Para especialistas, a cooperação não pode ser condenada, desde que oportuna. “Nós estamos falando da soberania brasileira, mas os serviços de inteligência estrangeiros nos ajudam, na medida em que chegamos a uma resposta a essa tentativa terrorista de uma maneira muito mais eficiente e eficaz”, afirmou Rubens Beçak, professor da FDRP-USP, livre-docente em Teoria Geral do Estado pela USP e professor visitante da Universidade de Salamanca, na Espanha, no curso Master em Estudos Brasileiros.

Beçak vê a cooperação do Mossad no caso mais recente como um sucesso. “As informações que podem ter sido trazidas pela inteligência israelense são bem-vindas, principalmente, pela larga tradição que o país tem em investigações de contraterrorismo.”

Segurança questionada

A situação, entretanto, faz ressurgir o antigo temor quanto à fragilidade do sistema de combate ao terrorismo no Brasil.
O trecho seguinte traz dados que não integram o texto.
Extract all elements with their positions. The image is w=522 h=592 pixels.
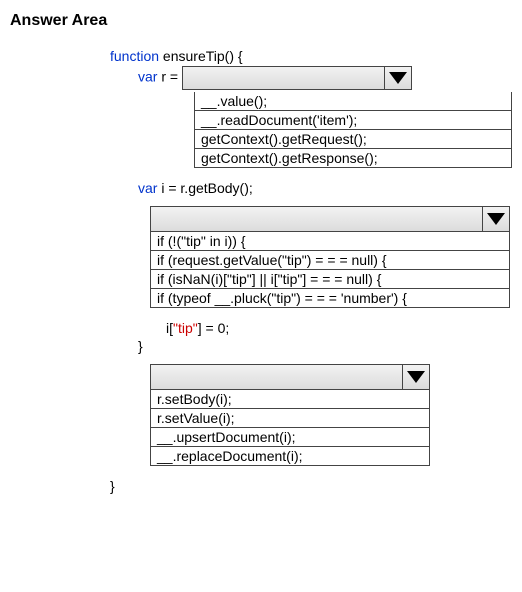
dropdown-1-option[interactable]: __.readDocument('item');	[195, 110, 511, 129]
close-brace-outer: }	[110, 478, 512, 494]
dropdown-2-option[interactable]: if (!("tip" in i)) {	[151, 232, 509, 250]
dropdown-3-option[interactable]: r.setBody(i);	[151, 390, 429, 408]
function-declaration: function ensureTip() {	[110, 48, 512, 64]
keyword-var: var	[138, 180, 157, 196]
dropdown-2-header[interactable]	[150, 206, 510, 232]
page-title: Answer Area	[10, 12, 512, 30]
dropdown-2-option[interactable]: if (request.getValue("tip") = = = null) …	[151, 250, 509, 269]
keyword-function: function	[110, 48, 159, 64]
var-r-text: r =	[157, 69, 182, 85]
function-name: ensureTip() {	[159, 48, 243, 64]
dropdown-1-toggle[interactable]	[384, 67, 411, 89]
dropdown-2-toggle[interactable]	[482, 207, 509, 231]
dropdown-1-option[interactable]: getContext().getRequest();	[195, 129, 511, 148]
dropdown-1-option[interactable]: getContext().getResponse();	[195, 148, 511, 167]
dropdown-2-option[interactable]: if (isNaN(i)["tip"] || i["tip"] = = = nu…	[151, 269, 509, 288]
dropdown-1-options: __.value(); __.readDocument('item'); get…	[194, 92, 512, 168]
dropdown-3-option[interactable]: r.setValue(i);	[151, 408, 429, 427]
dropdown-2: if (!("tip" in i)) { if (request.getValu…	[150, 206, 510, 308]
dropdown-1-option[interactable]: __.value();	[195, 92, 511, 110]
code-area: function ensureTip() { var r = __.value(…	[110, 48, 512, 494]
chevron-down-icon	[407, 371, 425, 383]
dropdown-3-header[interactable]	[150, 364, 430, 390]
dropdown-3: r.setBody(i); r.setValue(i); __.upsertDo…	[150, 364, 430, 466]
dropdown-2-option[interactable]: if (typeof __.pluck("tip") = = = 'number…	[151, 288, 509, 307]
chevron-down-icon	[487, 213, 505, 225]
dropdown-1[interactable]	[182, 66, 412, 90]
dropdown-2-options: if (!("tip" in i)) { if (request.getValu…	[150, 232, 510, 308]
assign-line: i["tip"] = 0;	[166, 320, 512, 336]
dropdown-3-option[interactable]: __.replaceDocument(i);	[151, 446, 429, 465]
var-i-line: var i = r.getBody();	[138, 180, 512, 196]
string-literal-tip: "tip"	[173, 320, 198, 336]
dropdown-3-option[interactable]: __.upsertDocument(i);	[151, 427, 429, 446]
chevron-down-icon	[389, 72, 407, 84]
var-i-text: i = r.getBody();	[157, 180, 252, 196]
assign-prefix: i[	[166, 320, 173, 336]
close-brace-inner: }	[138, 338, 512, 354]
var-r-line: var r =	[138, 66, 512, 90]
dropdown-3-toggle[interactable]	[402, 365, 429, 389]
assign-suffix: ] = 0;	[198, 320, 230, 336]
keyword-var: var	[138, 69, 157, 85]
dropdown-3-options: r.setBody(i); r.setValue(i); __.upsertDo…	[150, 390, 430, 466]
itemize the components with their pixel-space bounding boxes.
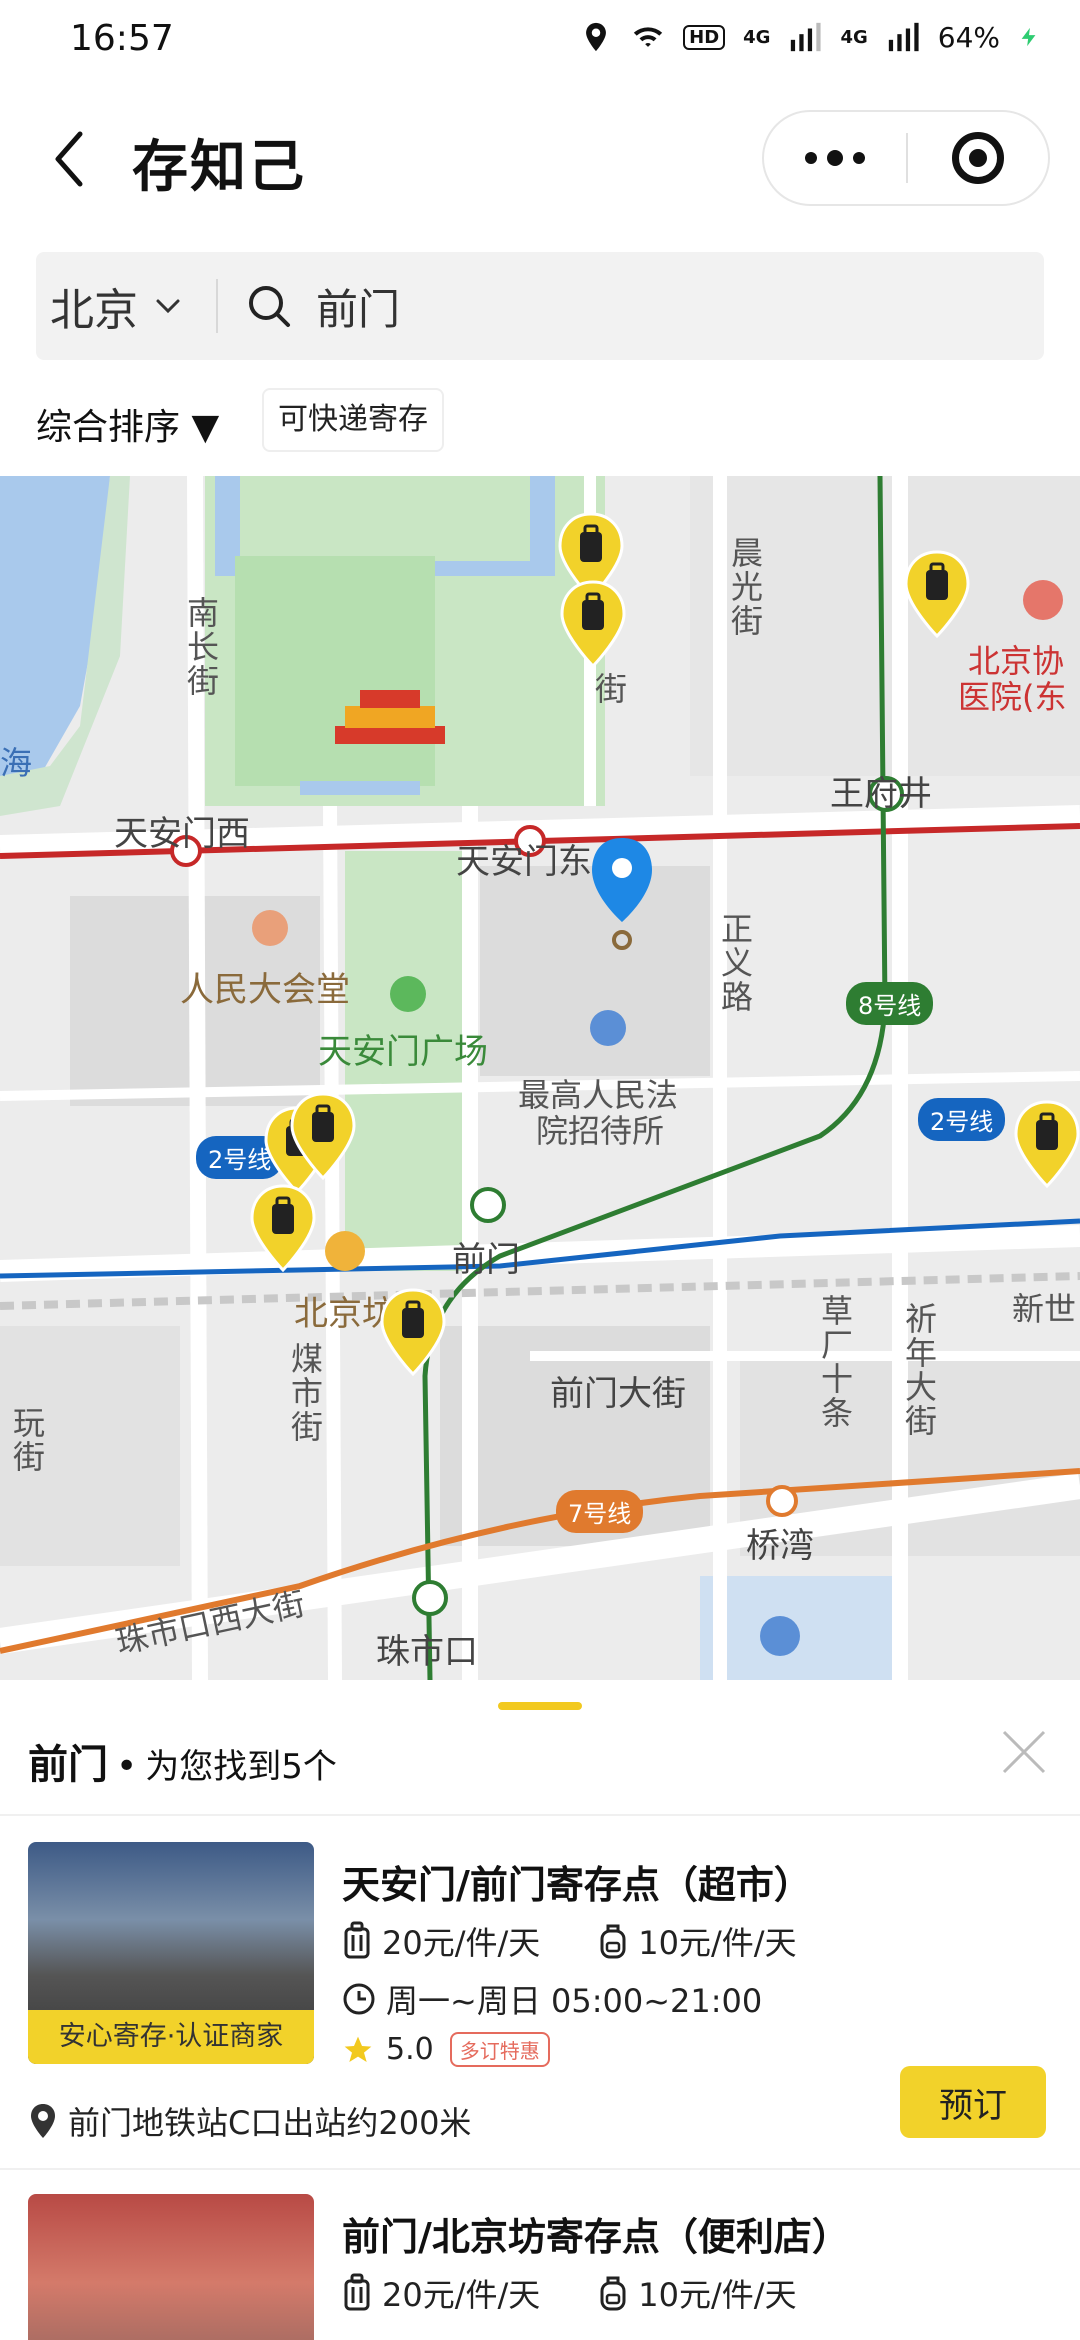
store-location: 前门地铁站C口出站约200米 xyxy=(28,2098,471,2144)
map-label-xinnian: 祈年大街 xyxy=(900,1302,938,1438)
location-text: 前门地铁站C口出站约200米 xyxy=(68,2104,472,2142)
backpack-icon xyxy=(600,2276,626,2311)
luggage-pin-icon[interactable] xyxy=(1012,1100,1080,1188)
results-dot: • xyxy=(116,1746,138,1787)
city-selector[interactable]: 北京 xyxy=(36,274,216,338)
map-label-qianmen-dajie: 前门大街 xyxy=(550,1374,686,1414)
hd-badge: HD xyxy=(683,24,726,50)
map-label-renmin-dahuitang: 人民大会堂 xyxy=(180,970,350,1010)
certified-badge: 安心寄存·认证商家 xyxy=(28,2010,314,2064)
store-thumbnail xyxy=(28,2194,314,2340)
price-row: 20元/件/天 10元/件/天 xyxy=(342,1918,797,1964)
backpack-icon xyxy=(600,1924,626,1959)
location-pin-icon xyxy=(31,2104,55,2138)
signal-4g-icon: 4G xyxy=(743,26,771,48)
more-dots-icon[interactable] xyxy=(764,110,906,206)
suitcase-icon xyxy=(344,1921,370,1959)
map-label-nanchangjie: 南长街 xyxy=(182,596,220,698)
signal-bars-icon-2 xyxy=(888,22,919,52)
search-bar: 北京 xyxy=(36,252,1044,360)
search-icon xyxy=(249,286,290,327)
price-bag: 10元/件/天 xyxy=(638,2276,797,2314)
results-query: 前门 xyxy=(28,1742,108,1788)
wifi-icon xyxy=(633,27,663,47)
status-time: 16:57 xyxy=(70,18,174,59)
map-label-caochang: 草厂十条 xyxy=(816,1294,854,1430)
luggage-pin-icon[interactable] xyxy=(902,550,972,638)
price-luggage: 20元/件/天 xyxy=(382,2276,541,2314)
price-row: 20元/件/天 10元/件/天 xyxy=(342,2270,797,2316)
line-8-badge: 8号线 xyxy=(846,982,934,1025)
map-label-jie: 街 xyxy=(590,672,628,706)
map-label-xiehe-2: 医院(东 xyxy=(958,678,1067,716)
map-label-zhengyilu: 正义路 xyxy=(716,912,754,1014)
promo-badge: 多订特惠 xyxy=(449,2032,550,2067)
suitcase-icon xyxy=(344,2273,370,2311)
store-name: 天安门/前门寄存点（超市） xyxy=(342,1863,812,1907)
sheet-drag-handle[interactable] xyxy=(498,1702,582,1710)
book-button[interactable]: 预订 xyxy=(900,2066,1046,2138)
results-sheet: 前门 • 为您找到5个 安心寄存·认证商家 天安门/前门寄存点（超市） 20元/… xyxy=(0,1680,1080,2340)
luggage-pin-icon[interactable] xyxy=(378,1288,448,1376)
store-card[interactable]: 安心寄存·认证商家 天安门/前门寄存点（超市） 20元/件/天 10元/件/天 … xyxy=(0,1842,1080,2072)
map-label-tiananmen-east: 天安门东 xyxy=(456,842,592,882)
card-divider xyxy=(0,2168,1080,2170)
clock-icon xyxy=(343,1983,375,2015)
results-count: 为您找到5个 xyxy=(145,1747,337,1787)
line-2-badge-2: 2号线 xyxy=(918,1098,1006,1141)
search-input[interactable] xyxy=(316,281,916,331)
close-icon[interactable] xyxy=(996,1724,1052,1780)
price-luggage: 20元/件/天 xyxy=(382,1924,541,1962)
filter-row: 综合排序 ▼ 可快递寄存 xyxy=(0,380,1080,476)
chevron-left-icon[interactable] xyxy=(40,124,100,194)
page-title: 存知己 xyxy=(132,135,306,200)
search-divider xyxy=(216,279,218,333)
target-ring-icon[interactable] xyxy=(908,110,1048,206)
status-bar: 16:57 HD 4G 4G 64% xyxy=(0,0,1080,84)
map-label-xinshi: 新世 xyxy=(1012,1290,1077,1328)
luggage-pin-icon[interactable] xyxy=(558,580,628,668)
location-icon xyxy=(586,22,607,52)
store-name: 前门/北京坊寄存点（便利店） xyxy=(342,2215,850,2259)
star-icon xyxy=(344,2036,372,2062)
chevron-down-icon xyxy=(156,299,180,314)
signal-bars-icon xyxy=(791,22,822,52)
hours-text: 周一~周日 05:00~21:00 xyxy=(386,1982,763,2020)
express-storage-chip[interactable]: 可快递寄存 xyxy=(262,388,444,452)
signal-4g-icon-2: 4G xyxy=(840,26,868,48)
map-label-tiananmen-square: 天安门广场 xyxy=(318,1032,488,1072)
map-label-tiananmen-west: 天安门西 xyxy=(114,814,250,854)
map-label-wangfujing: 王府井 xyxy=(830,774,932,814)
city-label: 北京 xyxy=(50,285,138,336)
map-label-chenguangjie: 晨光街 xyxy=(726,536,764,638)
status-icons: HD 4G 4G 64% xyxy=(579,20,1040,54)
map-label-wan: 玩街 xyxy=(8,1406,46,1474)
map-label-zhushikou: 珠市口 xyxy=(376,1632,478,1672)
price-bag: 10元/件/天 xyxy=(638,1924,797,1962)
map-label-hai: 海 xyxy=(0,744,33,782)
map-view[interactable]: 南长街 晨光街 街 北京协 医院(东 王府井 天安门西 天安门东 正义路 人民大… xyxy=(0,476,1080,1680)
store-thumbnail: 安心寄存·认证商家 xyxy=(28,1842,314,2064)
results-header: 前门 • 为您找到5个 xyxy=(28,1732,337,1790)
map-label-meishijie: 煤市街 xyxy=(286,1342,324,1444)
rating-row: 5.0 多订特惠 xyxy=(342,2032,550,2067)
map-label-supreme-court-2: 院招待所 xyxy=(536,1112,665,1150)
store-card[interactable]: 前门/北京坊寄存点（便利店） 20元/件/天 10元/件/天 xyxy=(0,2194,1080,2340)
store-photo xyxy=(28,2194,314,2340)
map-label-qiaowan: 桥湾 xyxy=(746,1526,814,1566)
line-7-badge: 7号线 xyxy=(556,1490,644,1533)
luggage-pin-icon[interactable] xyxy=(288,1092,358,1180)
header-divider xyxy=(0,1814,1080,1816)
mini-program-capsule xyxy=(762,110,1050,206)
battery-percent: 64% xyxy=(937,20,1000,54)
business-hours: 周一~周日 05:00~21:00 xyxy=(342,1976,762,2022)
rating-value: 5.0 xyxy=(386,2032,434,2067)
sort-dropdown[interactable]: 综合排序 ▼ xyxy=(36,398,219,450)
map-label-qianmen: 前门 xyxy=(452,1240,520,1280)
luggage-pin-icon[interactable] xyxy=(248,1184,318,1272)
title-bar: 存知己 xyxy=(0,84,1080,234)
charging-icon xyxy=(1021,27,1036,47)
Embora o país jamais tenha sido alvo de um atentado conduzido por grupos radicais islâmicos, o risco atualmente é maior, como disse À Referência, na semana passada, Barbara Krysttal, gestora de políticas públicas e analista de inteligência antiterrorismo.

“O Brasil, nos últimos anos, tem sido mais vezes cogitado como possível alvo para ataques terroristas”, disse ela, destacando ainda o maior interesse das organizações extremistas no recrutamento de seguidores. “O Brasil recorrentemente, nos últimos dez, cinco anos, tem tido um aumento significativo de grupos terroristas assediando jovens e cooptando adultos jovens para fazer parte de ações terroristas no mundo todo”.

A situação levou a deputada Carla Zambelli (PL-SP) a apresentar um requerimento de informações ao ministro da Defesa, José Múcio, questionando até que ponto o governo brasileiro tinha conhecimento da presença de fundamentalistas islâmicos no país e como tem agido para garantir a segurança do país.

“O Brasil, como Estado soberano, tem o dever de proteger seus cidadãos e território contra ameaças internas e externas”, diz ela no documento. “Diante disso, a operação mencionada, voltada para a prevenção de atos de terrorismo em solo nacional, assume um papel crucial na salvaguarda de nossos valores democráticos, da paz e da estabilidade.”

No requerimento, ela também destaca a importância da cooperação com a inteligência estrangeira, “em um momento em que a colaboração e a troca de dados são essenciais para a eficácia das ações
de segurança”, ante ao objetivo de “proteger os cidadãos e bens nacionais.”